Little problems, like smaller trends, become overwhelming and unavoidable in a community as small and dependent on inner-circle knowledge as fashion designers. “Everyone knows each other,” she says of the designers, editors and buyers in New York who dominate the industry. “Everyone is acquainted with what’s being designed, and that’s how we get to these cycles. People go to the same movies. They go to the same rock shows. It becomes this groupthink, where they’re all doing something that’s either sexy or good-looking, but not necessarily terribly interesting.”
However, Black is also dependent on her connections to this exclusive group of fashion insiders. Having lived in New York for several years, she is tuned into the industry gossip that circulates among designers and editors. “So much of the industry is about that underground talk,” she says, explaining that without New York connections she would be at a great disadvantage living in Chicago.
Despite the fact that Black is buying for our Chicago market, this season, like all the rest, will be focused on the lines that are popular or will be popular in New York.
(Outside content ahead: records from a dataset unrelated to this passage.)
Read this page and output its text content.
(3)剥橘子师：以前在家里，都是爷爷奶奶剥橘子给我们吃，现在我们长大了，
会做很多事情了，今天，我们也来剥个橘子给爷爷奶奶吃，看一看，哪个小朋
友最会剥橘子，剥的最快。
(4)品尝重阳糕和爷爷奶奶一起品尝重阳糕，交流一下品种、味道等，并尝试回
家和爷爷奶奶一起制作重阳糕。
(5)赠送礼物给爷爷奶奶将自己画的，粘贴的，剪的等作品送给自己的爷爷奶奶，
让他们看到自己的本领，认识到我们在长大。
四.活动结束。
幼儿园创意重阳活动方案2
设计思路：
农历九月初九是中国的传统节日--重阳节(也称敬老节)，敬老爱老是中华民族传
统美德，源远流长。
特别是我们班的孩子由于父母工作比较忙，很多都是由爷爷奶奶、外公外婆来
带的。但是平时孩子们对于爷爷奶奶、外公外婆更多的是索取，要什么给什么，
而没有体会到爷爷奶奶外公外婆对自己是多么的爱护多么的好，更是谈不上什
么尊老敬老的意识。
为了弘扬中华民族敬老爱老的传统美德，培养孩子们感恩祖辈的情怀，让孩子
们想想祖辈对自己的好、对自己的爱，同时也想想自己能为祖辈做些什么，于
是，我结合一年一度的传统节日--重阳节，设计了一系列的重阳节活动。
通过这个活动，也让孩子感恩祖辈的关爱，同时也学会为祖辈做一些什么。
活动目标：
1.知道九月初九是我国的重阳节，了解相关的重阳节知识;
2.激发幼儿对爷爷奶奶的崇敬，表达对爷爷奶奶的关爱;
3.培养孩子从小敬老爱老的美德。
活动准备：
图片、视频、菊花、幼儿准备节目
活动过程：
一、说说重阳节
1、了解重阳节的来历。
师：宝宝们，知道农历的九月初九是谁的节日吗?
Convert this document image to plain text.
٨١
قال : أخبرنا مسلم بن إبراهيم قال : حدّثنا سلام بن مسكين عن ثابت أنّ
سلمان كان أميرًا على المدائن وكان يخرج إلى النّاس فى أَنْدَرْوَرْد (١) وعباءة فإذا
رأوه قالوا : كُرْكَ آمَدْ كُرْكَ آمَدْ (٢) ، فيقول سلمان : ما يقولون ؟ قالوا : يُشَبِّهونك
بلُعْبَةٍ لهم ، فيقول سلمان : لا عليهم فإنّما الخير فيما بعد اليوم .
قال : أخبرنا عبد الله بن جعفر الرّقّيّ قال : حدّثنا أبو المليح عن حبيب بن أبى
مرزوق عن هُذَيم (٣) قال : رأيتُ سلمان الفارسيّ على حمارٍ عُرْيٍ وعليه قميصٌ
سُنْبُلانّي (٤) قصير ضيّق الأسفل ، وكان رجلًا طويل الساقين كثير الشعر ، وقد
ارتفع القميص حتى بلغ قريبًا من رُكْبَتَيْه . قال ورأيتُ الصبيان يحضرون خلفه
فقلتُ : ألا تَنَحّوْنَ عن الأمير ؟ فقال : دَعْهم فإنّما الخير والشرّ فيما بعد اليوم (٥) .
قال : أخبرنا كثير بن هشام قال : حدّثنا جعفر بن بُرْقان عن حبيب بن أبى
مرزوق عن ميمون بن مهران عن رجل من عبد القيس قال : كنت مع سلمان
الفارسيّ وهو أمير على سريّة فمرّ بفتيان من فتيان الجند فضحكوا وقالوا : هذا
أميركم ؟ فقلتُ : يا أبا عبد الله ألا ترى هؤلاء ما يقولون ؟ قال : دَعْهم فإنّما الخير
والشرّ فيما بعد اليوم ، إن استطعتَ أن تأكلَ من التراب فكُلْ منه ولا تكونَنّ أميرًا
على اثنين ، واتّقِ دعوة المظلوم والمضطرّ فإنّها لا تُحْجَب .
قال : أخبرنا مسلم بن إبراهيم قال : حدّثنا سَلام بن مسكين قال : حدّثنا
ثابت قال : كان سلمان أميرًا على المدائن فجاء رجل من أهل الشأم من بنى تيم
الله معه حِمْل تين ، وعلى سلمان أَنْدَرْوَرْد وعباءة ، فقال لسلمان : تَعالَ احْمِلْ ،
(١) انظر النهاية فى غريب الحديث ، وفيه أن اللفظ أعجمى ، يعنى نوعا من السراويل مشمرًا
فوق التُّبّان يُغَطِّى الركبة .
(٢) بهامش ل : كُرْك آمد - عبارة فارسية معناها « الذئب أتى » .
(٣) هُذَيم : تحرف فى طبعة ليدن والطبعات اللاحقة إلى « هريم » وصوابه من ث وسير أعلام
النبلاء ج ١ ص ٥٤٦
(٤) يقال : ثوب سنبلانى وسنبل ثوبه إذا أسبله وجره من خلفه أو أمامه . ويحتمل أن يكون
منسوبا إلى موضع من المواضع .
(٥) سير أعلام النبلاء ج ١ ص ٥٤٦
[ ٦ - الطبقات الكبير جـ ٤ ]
The Big Apple continues to be the center of the fashion world and bringing New York lines to Chicago is part of what has made Hejfina the go-to shop for fashionable third-coasters. Given the dull spring lines, and assuming that the changes in the economy have made her shoppers more “conservative,” Black says she’ll be buying less for the next season. But instead of viewing it as a problem, Black sees an opportunity to be more selective, choosing only the pieces that truly inspire her. “Because the ultimate goal is to sell. And if you don’t believe in it you can’t really sell it.”